Mexico celebrates this September 16, the 211th anniversary of the beginning of the War of Independence, when the priest Miguel Hidalgo y Costilla, through the ringing of his church bells, called to take up arms against 300 years of Spanish rule.
The period known as the War of Independence began in the early morning of September 16, 1810, when Father Miguel Hidalgo gave the so-called "Grito de Dolores" and ended on September 27, 1821, with the triumphal entry of the Trigante Army, led by Agustin de Iturbide and Vicente Guerrero, into Mexico City. The following is a brief biographical profile of five heroes of the Independence.
Miguel Hidalgo y Costilla (1753-1811)
The so-called Father of the Nation was born on May 8, 1753, possibly in the hacienda of San Diego Corralejo, where his family lived. However, after a series of discussions, in 1868 it was officially established that Pénjamo was his birthplace. The priest Hidalgo stood out for being a brilliant man in science, literature, and the arts, in addition to being committed to the oppressed people, for which he organized the beginning of the independence movement to expel the Spaniards after 300 years of domination. After beginning the struggle for Independence, Hidalgo is captured along with other leaders of the movement and dies on July 30, 1811.
Josefa Ortiz de Domínguez (1768-1829)
Better known as La Corregidora, Ortiz de Domínguez was born on September 8, 1768, in the city of Morelia -although some historians say it was in Mexico City- and died on March 2, 1829, in Mexico City. Josefa has been recognized as a protagonist of the Independence heroic deed for alerting the organizers of the movement, particularly Ignacio Allende, that the conspiracy had been discovered and they were about to be captured. She also financed the campaign of Hidalgo, Allende, and Aldama. In spite of being arrested, she managed to be released and lived in freedom until March 2, 1829, always supporting ideologically and economically the cause of Mexican Independence.
Ignacio Allende (1769 - 1811)
Ignacio María de Allende y Unzaga was born on January 21, 1769 in San Miguel el Grande, today San Miguel de Allende, Guanajuato. Allende, for having been the main promoter of the uprising and for his military preparation, was the one who naturally could have been the leader of the armed struggle; but Hidalgo, for his charisma, decision, and influence over the people, was recognized as the head of that heroic deed.
Allende, captured and shot in 1811, was popularly recognized for his ethics and chivalry in command. He was an advocate of order and respect for the civilian population and did not punish or execute his prisoners. A military man whose defense of liberty, equality, and democracy led Mexico's Independence Revolution.
José María Morelos y Pavón (1765-1815)
Known as the "Servant of the Nation", Morelos was born on September 30, 1765, in Valladolid, Michoacán (today Morelia in his honor). He was the promoter of the first legislative body in Mexican history, installed on September 14, 1813, in Chilpancingo.
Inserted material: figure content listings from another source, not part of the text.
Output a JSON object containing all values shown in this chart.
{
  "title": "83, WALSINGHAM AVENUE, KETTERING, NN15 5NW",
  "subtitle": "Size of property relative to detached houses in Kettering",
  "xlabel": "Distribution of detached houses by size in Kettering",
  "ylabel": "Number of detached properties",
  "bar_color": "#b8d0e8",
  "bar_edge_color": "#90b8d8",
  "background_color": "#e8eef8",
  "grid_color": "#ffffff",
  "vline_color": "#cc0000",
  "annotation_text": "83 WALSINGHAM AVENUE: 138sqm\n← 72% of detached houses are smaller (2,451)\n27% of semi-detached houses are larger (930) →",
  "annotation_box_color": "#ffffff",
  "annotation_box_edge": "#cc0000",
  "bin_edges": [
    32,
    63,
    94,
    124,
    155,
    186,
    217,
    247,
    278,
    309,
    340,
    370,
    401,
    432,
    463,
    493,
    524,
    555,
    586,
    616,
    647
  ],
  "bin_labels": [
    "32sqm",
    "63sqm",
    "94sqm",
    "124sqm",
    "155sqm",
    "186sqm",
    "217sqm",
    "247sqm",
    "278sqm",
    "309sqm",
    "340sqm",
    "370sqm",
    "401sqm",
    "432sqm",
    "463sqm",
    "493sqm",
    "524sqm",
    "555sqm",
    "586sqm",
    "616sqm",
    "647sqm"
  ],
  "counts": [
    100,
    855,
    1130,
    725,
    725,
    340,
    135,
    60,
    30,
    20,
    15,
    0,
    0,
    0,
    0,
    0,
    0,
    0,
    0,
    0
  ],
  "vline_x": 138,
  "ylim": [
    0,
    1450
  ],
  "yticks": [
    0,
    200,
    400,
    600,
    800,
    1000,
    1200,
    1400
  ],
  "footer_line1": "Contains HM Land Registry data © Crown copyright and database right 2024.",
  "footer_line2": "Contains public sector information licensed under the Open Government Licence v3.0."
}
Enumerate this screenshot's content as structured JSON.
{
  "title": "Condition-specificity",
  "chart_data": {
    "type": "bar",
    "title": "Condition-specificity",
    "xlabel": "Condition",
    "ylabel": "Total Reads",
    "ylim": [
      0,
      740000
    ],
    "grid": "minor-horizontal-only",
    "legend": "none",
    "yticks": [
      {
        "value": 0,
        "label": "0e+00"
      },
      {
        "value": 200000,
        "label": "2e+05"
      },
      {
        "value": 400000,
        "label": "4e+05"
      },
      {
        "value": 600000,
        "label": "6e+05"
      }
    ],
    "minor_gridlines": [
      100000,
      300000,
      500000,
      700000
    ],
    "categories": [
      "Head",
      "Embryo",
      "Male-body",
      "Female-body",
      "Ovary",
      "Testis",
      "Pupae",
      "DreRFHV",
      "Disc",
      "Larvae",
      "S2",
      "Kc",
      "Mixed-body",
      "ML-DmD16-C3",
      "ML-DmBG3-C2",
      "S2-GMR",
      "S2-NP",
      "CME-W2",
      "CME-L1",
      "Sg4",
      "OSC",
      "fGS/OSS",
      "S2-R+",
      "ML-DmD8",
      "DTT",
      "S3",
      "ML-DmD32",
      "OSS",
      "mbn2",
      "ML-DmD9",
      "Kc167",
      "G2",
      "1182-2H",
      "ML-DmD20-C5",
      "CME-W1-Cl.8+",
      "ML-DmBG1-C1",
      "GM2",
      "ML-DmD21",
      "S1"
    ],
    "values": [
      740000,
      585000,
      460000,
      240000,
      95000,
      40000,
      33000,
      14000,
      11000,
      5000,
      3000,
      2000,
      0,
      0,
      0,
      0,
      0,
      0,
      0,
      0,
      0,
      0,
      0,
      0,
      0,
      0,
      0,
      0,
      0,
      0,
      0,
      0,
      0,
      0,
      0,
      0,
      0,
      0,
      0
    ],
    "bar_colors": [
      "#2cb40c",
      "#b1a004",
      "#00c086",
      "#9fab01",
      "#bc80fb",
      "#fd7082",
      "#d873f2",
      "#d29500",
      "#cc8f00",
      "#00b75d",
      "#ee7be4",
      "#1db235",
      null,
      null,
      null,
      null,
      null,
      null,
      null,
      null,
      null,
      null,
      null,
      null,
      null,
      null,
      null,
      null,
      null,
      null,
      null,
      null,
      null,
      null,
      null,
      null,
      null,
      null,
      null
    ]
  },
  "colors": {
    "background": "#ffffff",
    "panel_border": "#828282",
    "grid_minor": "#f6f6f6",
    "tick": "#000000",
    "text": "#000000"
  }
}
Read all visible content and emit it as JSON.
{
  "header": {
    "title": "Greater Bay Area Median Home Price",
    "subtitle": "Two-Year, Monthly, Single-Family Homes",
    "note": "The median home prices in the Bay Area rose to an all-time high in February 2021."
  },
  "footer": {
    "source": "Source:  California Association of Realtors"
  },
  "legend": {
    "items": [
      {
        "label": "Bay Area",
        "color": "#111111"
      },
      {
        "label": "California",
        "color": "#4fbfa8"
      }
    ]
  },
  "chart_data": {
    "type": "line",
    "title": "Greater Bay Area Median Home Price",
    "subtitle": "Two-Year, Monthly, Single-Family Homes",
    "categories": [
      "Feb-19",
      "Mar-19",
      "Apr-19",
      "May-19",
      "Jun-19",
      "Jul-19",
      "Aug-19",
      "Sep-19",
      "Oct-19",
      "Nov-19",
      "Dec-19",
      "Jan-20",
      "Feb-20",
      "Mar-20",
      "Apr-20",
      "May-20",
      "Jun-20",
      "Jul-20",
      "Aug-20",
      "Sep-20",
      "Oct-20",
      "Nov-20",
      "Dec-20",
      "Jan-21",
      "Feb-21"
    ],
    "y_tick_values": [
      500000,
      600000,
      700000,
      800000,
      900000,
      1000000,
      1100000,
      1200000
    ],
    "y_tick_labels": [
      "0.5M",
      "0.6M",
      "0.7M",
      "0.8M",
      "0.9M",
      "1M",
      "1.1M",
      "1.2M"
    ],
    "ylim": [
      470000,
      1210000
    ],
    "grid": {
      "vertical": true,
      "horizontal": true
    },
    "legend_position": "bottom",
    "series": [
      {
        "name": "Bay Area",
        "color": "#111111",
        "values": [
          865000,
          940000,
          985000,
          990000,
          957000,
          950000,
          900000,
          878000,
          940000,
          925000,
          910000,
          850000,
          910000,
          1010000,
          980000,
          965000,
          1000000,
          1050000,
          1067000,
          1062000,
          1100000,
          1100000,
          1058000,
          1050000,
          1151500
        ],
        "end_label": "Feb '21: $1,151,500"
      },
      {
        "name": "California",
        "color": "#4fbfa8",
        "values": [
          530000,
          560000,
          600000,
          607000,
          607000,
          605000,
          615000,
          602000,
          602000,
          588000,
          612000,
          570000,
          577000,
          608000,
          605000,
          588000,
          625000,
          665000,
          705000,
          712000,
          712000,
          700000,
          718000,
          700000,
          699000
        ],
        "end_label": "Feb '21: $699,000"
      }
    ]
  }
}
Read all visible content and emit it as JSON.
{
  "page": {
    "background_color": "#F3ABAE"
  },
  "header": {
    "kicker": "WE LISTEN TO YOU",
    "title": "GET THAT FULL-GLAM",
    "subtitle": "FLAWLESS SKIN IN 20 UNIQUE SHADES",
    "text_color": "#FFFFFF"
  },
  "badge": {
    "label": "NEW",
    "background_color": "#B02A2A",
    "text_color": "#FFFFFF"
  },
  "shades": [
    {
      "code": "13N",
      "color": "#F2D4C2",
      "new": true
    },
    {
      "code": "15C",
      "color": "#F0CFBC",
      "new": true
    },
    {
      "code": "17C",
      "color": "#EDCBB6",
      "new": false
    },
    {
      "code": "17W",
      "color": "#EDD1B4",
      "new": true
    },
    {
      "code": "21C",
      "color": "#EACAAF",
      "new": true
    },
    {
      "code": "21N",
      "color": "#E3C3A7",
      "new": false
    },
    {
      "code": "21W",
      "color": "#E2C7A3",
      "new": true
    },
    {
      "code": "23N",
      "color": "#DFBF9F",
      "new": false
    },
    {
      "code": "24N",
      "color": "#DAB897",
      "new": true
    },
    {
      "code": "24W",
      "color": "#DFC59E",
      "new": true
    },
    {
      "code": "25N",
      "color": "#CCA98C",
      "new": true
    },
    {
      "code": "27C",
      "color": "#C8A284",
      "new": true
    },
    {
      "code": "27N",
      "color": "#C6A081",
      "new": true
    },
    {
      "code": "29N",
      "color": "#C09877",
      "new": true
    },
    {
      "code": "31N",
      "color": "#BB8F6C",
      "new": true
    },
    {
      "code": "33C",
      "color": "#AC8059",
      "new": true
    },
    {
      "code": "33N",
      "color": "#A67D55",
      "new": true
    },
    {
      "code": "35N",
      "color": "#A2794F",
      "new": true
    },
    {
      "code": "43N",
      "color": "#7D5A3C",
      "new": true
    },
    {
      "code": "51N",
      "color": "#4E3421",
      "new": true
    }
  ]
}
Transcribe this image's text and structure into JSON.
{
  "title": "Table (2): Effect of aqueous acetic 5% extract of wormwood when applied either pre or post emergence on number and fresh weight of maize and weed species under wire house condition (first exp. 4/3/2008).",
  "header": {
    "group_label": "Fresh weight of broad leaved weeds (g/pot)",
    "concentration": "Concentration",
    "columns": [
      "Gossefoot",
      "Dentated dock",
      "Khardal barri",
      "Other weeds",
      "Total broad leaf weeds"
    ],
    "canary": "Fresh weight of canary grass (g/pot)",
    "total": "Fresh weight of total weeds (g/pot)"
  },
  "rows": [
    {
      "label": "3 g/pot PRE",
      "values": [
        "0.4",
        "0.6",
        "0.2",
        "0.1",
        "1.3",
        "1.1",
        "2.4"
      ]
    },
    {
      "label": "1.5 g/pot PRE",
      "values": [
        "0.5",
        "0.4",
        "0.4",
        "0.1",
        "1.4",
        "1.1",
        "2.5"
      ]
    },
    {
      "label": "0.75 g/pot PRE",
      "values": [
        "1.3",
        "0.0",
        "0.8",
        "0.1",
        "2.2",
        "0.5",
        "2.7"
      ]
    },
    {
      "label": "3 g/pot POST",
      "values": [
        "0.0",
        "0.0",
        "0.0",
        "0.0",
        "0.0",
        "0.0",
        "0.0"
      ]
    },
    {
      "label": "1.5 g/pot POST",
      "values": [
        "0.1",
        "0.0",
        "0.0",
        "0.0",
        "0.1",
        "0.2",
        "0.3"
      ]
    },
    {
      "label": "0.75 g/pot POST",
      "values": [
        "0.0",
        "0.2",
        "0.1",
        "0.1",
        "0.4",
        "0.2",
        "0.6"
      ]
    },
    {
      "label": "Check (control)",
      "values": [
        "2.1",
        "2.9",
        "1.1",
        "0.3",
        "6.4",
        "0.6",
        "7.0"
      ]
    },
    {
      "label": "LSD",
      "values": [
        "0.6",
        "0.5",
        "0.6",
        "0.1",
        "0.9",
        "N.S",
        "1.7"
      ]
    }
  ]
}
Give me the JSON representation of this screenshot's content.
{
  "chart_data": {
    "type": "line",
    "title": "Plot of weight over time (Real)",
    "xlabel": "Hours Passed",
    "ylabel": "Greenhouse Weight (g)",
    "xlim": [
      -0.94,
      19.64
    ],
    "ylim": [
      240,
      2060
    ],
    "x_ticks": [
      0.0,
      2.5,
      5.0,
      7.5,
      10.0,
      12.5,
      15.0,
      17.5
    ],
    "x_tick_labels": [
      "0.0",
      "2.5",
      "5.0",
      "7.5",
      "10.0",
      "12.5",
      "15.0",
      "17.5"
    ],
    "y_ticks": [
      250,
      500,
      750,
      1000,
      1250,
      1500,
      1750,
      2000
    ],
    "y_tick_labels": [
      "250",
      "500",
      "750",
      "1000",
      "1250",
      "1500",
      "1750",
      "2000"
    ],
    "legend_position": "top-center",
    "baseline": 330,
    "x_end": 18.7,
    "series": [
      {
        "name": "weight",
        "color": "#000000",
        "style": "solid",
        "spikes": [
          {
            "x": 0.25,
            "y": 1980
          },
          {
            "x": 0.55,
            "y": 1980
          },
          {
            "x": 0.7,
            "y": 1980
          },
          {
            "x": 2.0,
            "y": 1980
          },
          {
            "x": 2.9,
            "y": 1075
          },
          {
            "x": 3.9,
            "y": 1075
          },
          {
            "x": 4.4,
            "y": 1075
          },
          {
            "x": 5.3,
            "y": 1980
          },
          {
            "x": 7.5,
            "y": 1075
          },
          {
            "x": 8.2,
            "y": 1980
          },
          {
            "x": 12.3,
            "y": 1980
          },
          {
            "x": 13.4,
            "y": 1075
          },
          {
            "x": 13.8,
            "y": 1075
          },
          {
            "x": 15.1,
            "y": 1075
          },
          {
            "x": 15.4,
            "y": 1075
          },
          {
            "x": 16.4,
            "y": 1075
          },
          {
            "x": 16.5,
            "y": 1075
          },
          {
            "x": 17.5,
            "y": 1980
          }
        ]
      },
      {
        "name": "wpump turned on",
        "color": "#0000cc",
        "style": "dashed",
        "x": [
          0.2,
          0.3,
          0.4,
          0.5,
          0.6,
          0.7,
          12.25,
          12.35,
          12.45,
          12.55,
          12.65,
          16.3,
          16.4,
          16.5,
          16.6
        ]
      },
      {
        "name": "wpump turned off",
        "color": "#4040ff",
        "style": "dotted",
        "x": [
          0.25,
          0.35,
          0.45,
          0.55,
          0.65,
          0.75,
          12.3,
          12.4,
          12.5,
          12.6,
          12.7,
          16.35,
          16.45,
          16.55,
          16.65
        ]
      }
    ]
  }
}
Morelos is recognized for being a great military man and statesman. He wrote the famous document "Sentimientos de la Nación" (Sentiments of the Nation) that from that moment on would acquire a remarkable relevance since it became one of the most important texts of the country.
On October 22, 1814, in Apatzingán, the first constitution of Independent Mexico is presented, which has as its fundamental basis the work of the insurgent José María Morelos. The leader actively participated in the second stage of the War of Independence and was captured in 1815 and on December 22 of that year was shot in San Cristobal Ecatepec.
Vicente Guerrero (1782 - 1831)
The Benemérito de la Patria and military insurgent Vicente Ramón Guerrero Saldaña was born in Tixtla (today Guerrero) on August 9, 1782 and died in Cuilapan, Oaxaca, on February 14, 1831. During the Mexican War of Independence, he was head of the insurgency during the Resistance (1816-1821). Guerrero made a pact with General Agustín de Iturbide for the formation of the Army of the Three Guarantees in 1821 and later, on September 27, they entered Mexico City, consummating the Independence.
At first, Iturbide proclaimed independence and placed himself at the head of a provisional government. But a year later, on July 21, 1822, he crowned himself emperor of Mexico. In December of that year several caudillos rose up in arms, and Guerrero joined the uprising in favor of a republican system together with Antonio López de Santa Anna. Faithful to his liberal and republican ideology, Guerrero rejected the subsequent coronation of Iturbide as emperor and, after his fall in 1823, supported the first president of the new republic, Guadalupe Victoria, whom he succeeded in 1829.
After a brief period in the presidency, there was a fierce dispute for power between leaders of the insurgent movement. On February 14, 1831, after being betrayed by close friends, the final popular leader of the Independence was assassinated.